06/02/2013 - 21:00
Não são raras, no Brasil, histórias de empresas que tiveram que contratar um “despachante” para acelerar a liberação do alvará de funcionamento. Não porque o processo seja necessariamente complexo. Muitas delas têm advogados ou contadores perfeitamente capazes de preencher os formulários e protocolá-los nos órgãos competentes. Em muitos casos, todas as normas de segurança e saúde pública já foram seguidas. Mas é comum, em boa parte do País, esperar meses para que a prefeitura libere o documento necessário ao funcionamento regular de um bar, restaurante ou casa noturna. Muitas vezes, ao contratar o serviço de um desses “despachantes”, a empresa quer apenas que o processo ande.

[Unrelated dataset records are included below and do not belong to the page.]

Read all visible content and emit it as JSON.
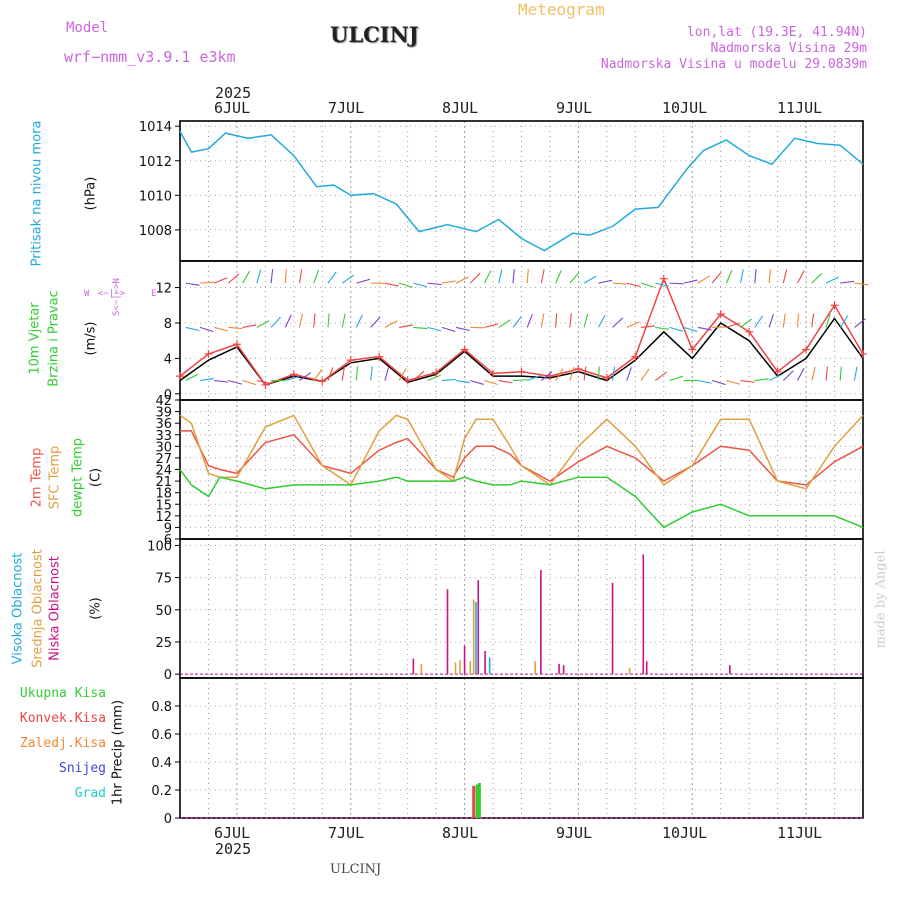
{
  "header": {
    "model_label": "Model",
    "model_name": "wrf−nmm_v3.9.1  e3km",
    "station": "ULCINJ",
    "meteogram": "Meteogram",
    "lonlat": "lon,lat (19.3E, 41.94N)",
    "elevation": "Nadmorska Visina 29m",
    "model_elevation": "Nadmorska Visina u modelu 29.0839m",
    "colors": {
      "purple": "#cc66dd",
      "orange": "#f0c060",
      "dark": "#222222"
    }
  },
  "time_axis": {
    "year": "2025",
    "ticks": [
      "6JUL",
      "7JUL",
      "8JUL",
      "9JUL",
      "10JUL",
      "11JUL"
    ],
    "day_positions": [
      0.5,
      1.5,
      2.5,
      3.5,
      4.5,
      5.5
    ],
    "range_days": [
      0,
      6
    ]
  },
  "footer": {
    "station": "ULCINJ",
    "credit": "made by Angel"
  },
  "panels": {
    "pressure": {
      "label_main": "Pritisak na nivou mora",
      "unit": "(hPa)",
      "color": "#22aadd"
    },
    "wind": {
      "label_green": "10m Vjetar",
      "label_green2": "Brzina i Pravac",
      "unit": "(m/s)",
      "compass": {
        "n": "N",
        "w": "W",
        "e": "E",
        "s": "S",
        "arrow_we": "<−|−>",
        "arrow_sn": "S<−|−>N"
      }
    },
    "temperature": {
      "label_2m": "2m Temp",
      "label_sfc": "SFC Temp",
      "label_dew": "dewpt Temp",
      "unit": "(C)",
      "colors": {
        "t2m": "#ee5544",
        "sfc": "#e0a040",
        "dew": "#33cc33"
      }
    },
    "clouds": {
      "label_high": "Visoka Oblacnost",
      "label_mid": "Srednja Oblacnost",
      "label_low": "Niska Oblacnost",
      "unit": "(%)",
      "colors": {
        "high": "#22aadd",
        "mid": "#e0a040",
        "low": "#cc1188"
      }
    },
    "precip": {
      "legend": [
        {
          "label": "Ukupna Kisa",
          "color": "#33cc33"
        },
        {
          "label": "Konvek.Kisa",
          "color": "#ee4444"
        },
        {
          "label": "Zaledj.Kisa",
          "color": "#ee8833"
        },
        {
          "label": "Snijeg",
          "color": "#4444dd"
        },
        {
          "label": "Grad",
          "color": "#22cccc"
        }
      ],
      "unit": "1hr Precip (mm)"
    }
  },
  "chart_data": [
    {
      "type": "line",
      "title": "Pritisak na nivou mora",
      "ylabel": "(hPa)",
      "ylim": [
        1006.2,
        1014.3
      ],
      "yticks": [
        1008,
        1010,
        1012,
        1014
      ],
      "x": [
        0,
        0.1,
        0.25,
        0.4,
        0.6,
        0.8,
        1.0,
        1.2,
        1.35,
        1.5,
        1.7,
        1.9,
        2.1,
        2.35,
        2.6,
        2.8,
        3.0,
        3.2,
        3.45,
        3.6,
        3.8,
        4.0,
        4.2,
        4.45,
        4.6,
        4.8,
        5.0,
        5.2,
        5.4,
        5.6,
        5.8,
        6.0
      ],
      "series": [
        {
          "name": "pressure",
          "color": "#22aadd",
          "values": [
            1013.7,
            1012.5,
            1012.7,
            1013.6,
            1013.3,
            1013.5,
            1012.3,
            1010.5,
            1010.6,
            1010.0,
            1010.1,
            1009.5,
            1007.9,
            1008.3,
            1007.9,
            1008.6,
            1007.5,
            1006.8,
            1007.8,
            1007.7,
            1008.2,
            1009.2,
            1009.3,
            1011.5,
            1012.6,
            1013.2,
            1012.3,
            1011.8,
            1013.3,
            1013.0,
            1012.9,
            1011.8
          ]
        }
      ]
    },
    {
      "type": "line",
      "title": "10m Vjetar Brzina i Pravac",
      "ylabel": "(m/s)",
      "ylim": [
        -0.7,
        15
      ],
      "yticks": [
        0,
        4,
        8,
        12
      ],
      "x": [
        0,
        0.25,
        0.5,
        0.75,
        1.0,
        1.25,
        1.5,
        1.75,
        2.0,
        2.25,
        2.5,
        2.75,
        3.0,
        3.25,
        3.5,
        3.75,
        4.0,
        4.25,
        4.5,
        4.75,
        5.0,
        5.25,
        5.5,
        5.75,
        6.0
      ],
      "series": [
        {
          "name": "wind speed",
          "color": "#000000",
          "values": [
            1.5,
            3.8,
            5.3,
            1.0,
            2.0,
            1.4,
            3.5,
            4.0,
            1.3,
            2.2,
            4.8,
            2.0,
            2.0,
            1.8,
            2.5,
            1.5,
            3.8,
            7.0,
            4.0,
            8.0,
            6.0,
            2.0,
            4.0,
            8.5,
            4.0
          ]
        },
        {
          "name": "gust",
          "color": "#ee4444",
          "values": [
            2.0,
            4.5,
            5.6,
            1.0,
            2.2,
            1.4,
            3.8,
            4.2,
            1.5,
            2.4,
            5.0,
            2.3,
            2.5,
            2.0,
            2.8,
            1.8,
            4.2,
            13.0,
            5.0,
            9.0,
            7.0,
            2.5,
            5.0,
            10.0,
            4.5
          ]
        }
      ]
    },
    {
      "type": "line",
      "title": "2m Temp / SFC Temp / dewpt Temp",
      "ylabel": "(C)",
      "ylim": [
        6,
        42
      ],
      "yticks": [
        6,
        9,
        12,
        15,
        18,
        21,
        24,
        27,
        30,
        33,
        36,
        39,
        42
      ],
      "x": [
        0,
        0.1,
        0.25,
        0.35,
        0.5,
        0.75,
        1.0,
        1.25,
        1.5,
        1.75,
        1.9,
        2.0,
        2.25,
        2.4,
        2.5,
        2.6,
        2.75,
        2.9,
        3.0,
        3.25,
        3.5,
        3.75,
        4.0,
        4.25,
        4.5,
        4.75,
        5.0,
        5.25,
        5.5,
        5.75,
        6.0
      ],
      "series": [
        {
          "name": "2m Temp",
          "color": "#ee5544",
          "values": [
            34,
            34,
            25,
            24,
            23,
            31,
            33,
            25,
            23,
            29,
            31,
            32,
            24,
            22,
            27,
            30,
            30,
            28,
            25,
            21,
            26,
            30,
            27,
            21,
            25,
            30,
            29,
            21,
            20,
            26,
            30
          ]
        },
        {
          "name": "SFC Temp",
          "color": "#e0a040",
          "values": [
            38,
            36,
            23,
            22,
            22,
            35,
            38,
            25,
            20,
            34,
            38,
            37,
            24,
            21,
            32,
            37,
            37,
            30,
            25,
            20,
            30,
            37,
            30,
            20,
            25,
            37,
            37,
            21,
            19,
            30,
            38
          ]
        },
        {
          "name": "dewpt Temp",
          "color": "#33cc33",
          "values": [
            24,
            20,
            17,
            22,
            21,
            19,
            20,
            20,
            20,
            21,
            22,
            21,
            21,
            21,
            22,
            21,
            20,
            20,
            21,
            20,
            22,
            22,
            17,
            9,
            13,
            15,
            12,
            12,
            12,
            12,
            9
          ]
        }
      ]
    },
    {
      "type": "bar",
      "title": "Visoka / Srednja / Niska Oblacnost",
      "ylabel": "(%)",
      "ylim": [
        -3,
        105
      ],
      "yticks": [
        0,
        25,
        50,
        75,
        100
      ],
      "series": [
        {
          "name": "Niska Oblacnost",
          "color": "#cc1188",
          "x": [
            2.05,
            2.35,
            2.5,
            2.62,
            2.68,
            3.17,
            3.33,
            3.37,
            3.8,
            4.07,
            4.1,
            4.83
          ],
          "values": [
            12,
            66,
            22,
            73,
            18,
            81,
            8,
            7,
            71,
            93,
            10,
            7
          ]
        },
        {
          "name": "Srednja Oblacnost",
          "color": "#e0a040",
          "x": [
            2.12,
            2.42,
            2.46,
            2.55,
            2.58,
            3.12,
            3.95
          ],
          "values": [
            8,
            9,
            11,
            10,
            58,
            10,
            5
          ]
        },
        {
          "name": "Visoka Oblacnost",
          "color": "#22aadd",
          "x": [
            2.6,
            2.72
          ],
          "values": [
            56,
            13
          ]
        }
      ]
    },
    {
      "type": "bar",
      "title": "1hr Precip",
      "ylabel": "1hr Precip (mm)",
      "ylim": [
        0,
        1.0
      ],
      "yticks": [
        0,
        0.2,
        0.4,
        0.6,
        0.8
      ],
      "series": [
        {
          "name": "Konvek.Kisa",
          "color": "#ee4444",
          "x": [
            2.58
          ],
          "values": [
            0.23
          ]
        },
        {
          "name": "Ukupna Kisa",
          "color": "#33cc33",
          "x": [
            2.61
          ],
          "values": [
            0.24
          ]
        },
        {
          "name": "Ukupna Kisa 2",
          "color": "#33cc33",
          "x": [
            2.63
          ],
          "values": [
            0.25
          ]
        }
      ]
    }
  ]
}
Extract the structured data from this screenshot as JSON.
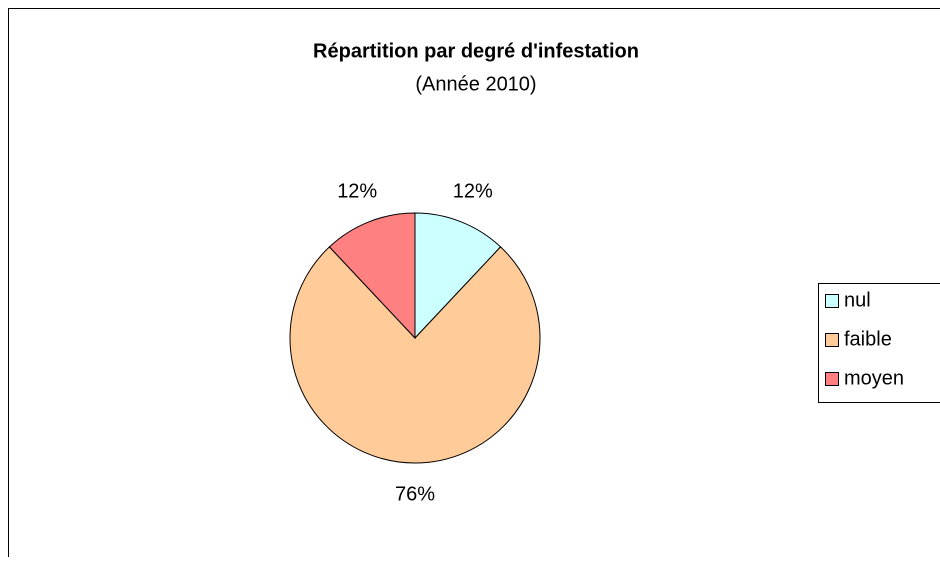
{
  "chart_data": {
    "type": "pie",
    "title": "Répartition par degré d'infestation",
    "subtitle": "(Année 2010)",
    "categories": [
      "nul",
      "faible",
      "moyen"
    ],
    "values": [
      12,
      76,
      12
    ],
    "value_labels": [
      "12%",
      "76%",
      "12%"
    ],
    "colors": [
      "#ccffff",
      "#ffcc99",
      "#ff8080"
    ],
    "legend": "right"
  }
}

O jeitinho que virou tragédia: a espuma irregular colocada na boate Kiss, de Santa Maria,
emitiu o gás tóxico que matou 236 jovens
“Se for uma casa nova, ela pode quebrar antes de conseguir o alvará”, diz Paulo Solmucci, presidente da Associação Brasileira de Bares e Restaurantes (Abrasel). Num cenário desses, acelerar o processo pode parecer inofensivo. Apenas um atalho. Mas pequenos atos de corrupção, mesmo que terceirizados e travestidos com uma roupagem técnica, não perdem seu caráter ilegal. Corrupção é crime não apenas quando praticada por um funcionário público, governante ou político. É crime também quando praticada por uma empresa. Seja para se livrar da punição de um ato ilegal, seja para furar a fila da burocracia. O incêndio da boate Kiss, na cidade gaúcha de Santa Maria, que matou pelo menos 236 pessoas na madrugada do domingo 27, mostra como atitudes aparentemente sem importância podem ter consequências devastadoras.
Entre os jovens que se divertiam numa festa universitária, muitos morreram queimados. Mas a maioria foi asfixiada pelo gás tóxico liberado com a queima da espuma de baixa qualidade usada irregularmente como isolante acústico na boate, o cianeto. O mesmo gás usado pelos nazistas nas câmaras que mataram milhões de judeus durante a Segunda Guerra. Na quarta-feira 30, enquanto dezenas de vítimas ainda corriam risco de vida nos hospitais gaúchos, a chanceler alemã Angela Merkel participava, em Berlim, de uma cerimônia para marcar os 80 anos da chegada de Adolf Hitler ao poder. Era importante marcar a data, disse ela, porque Hitler parecia inofensivo, e em pouco tempo transformou o país.
“Isso só foi possível devido à cumplicidade e indiferença das elites e de boa parte do povo alemão”, disse Merkel, lembrando que é preciso lutar permanentemente para garantir a liberdade e a democracia. É uma lição para todos os brasileiros do setor privado e do setor público: não há mais espaço para a conivência ou a leniência com os males que contaminam a nossa sociedade e ameaçam o futuro dos nossos filhos. A tolerância zero com o álcool em motoristas, que começou na semana passada, é prova disso. É claro que o empresário que instalou material barato na boate Kiss não tinha intenção de transformar o local numa câmara de gás nazista. Mas as autoridades locais e o Corpo de Bombeiros – que negligenciaram seu trabalho de fiscalizar um local frequentado por jovens nos fins de semana – tinham o dever de prever que essa seria a consequência das falhas na fiscalização.
Mãe protesta contra a corrupção
Está mais do que na hora de o Brasil acordar para a importância de acabar com a ineficiência na administração pública, que pode culminar numa tragédia sem precedentes. “A falta de controle permite que a corrupção se instale”, diz Claudio Abramo, diretor-executivo da ONG Transparência Brasil. “Ineficiência e corrupção andam juntos”, diz ele. A dificuldade de controle externo – que deveria ser exercida pelas Câmaras de Vereadores e pela imprensa independente – torna os atos públicos cada vez menos transparentes. Um programa de fiscalização da Controladoria-Geral da União (CGU) em 1.865 municípios mostra que 20% deles têm irregularidades graves no uso dos recursos públicos (veja quadro ao final da reportagem).
Os 80% restantes têm falhas médias ou apenas formais, que podem ser decorrentes de desinformação ou despreparo do gestor. Na semana passada, a primeira reação das autoridades à tragédia de Santa Maria foi um aperto na fiscalização das casas noturnas. Em várias cidades, boates desse tipo foram fechadas. Moradores de grandes cidades, como São Paulo e Rio de Janeiro, descobriram que boa parte dos locais que frequentavam não tem alvará de funcionamento. Como isso é possível? “As normas técnicas brasileiras seguem os padrões internacionais, mas a maioria dos locais não está preparada”, diz Roberto Zegarra, executivo da corretora de seguros e consultoria de segurança Marsh. Já passou da hora de tratar com tolerância zero também o jeitinho brasileiro.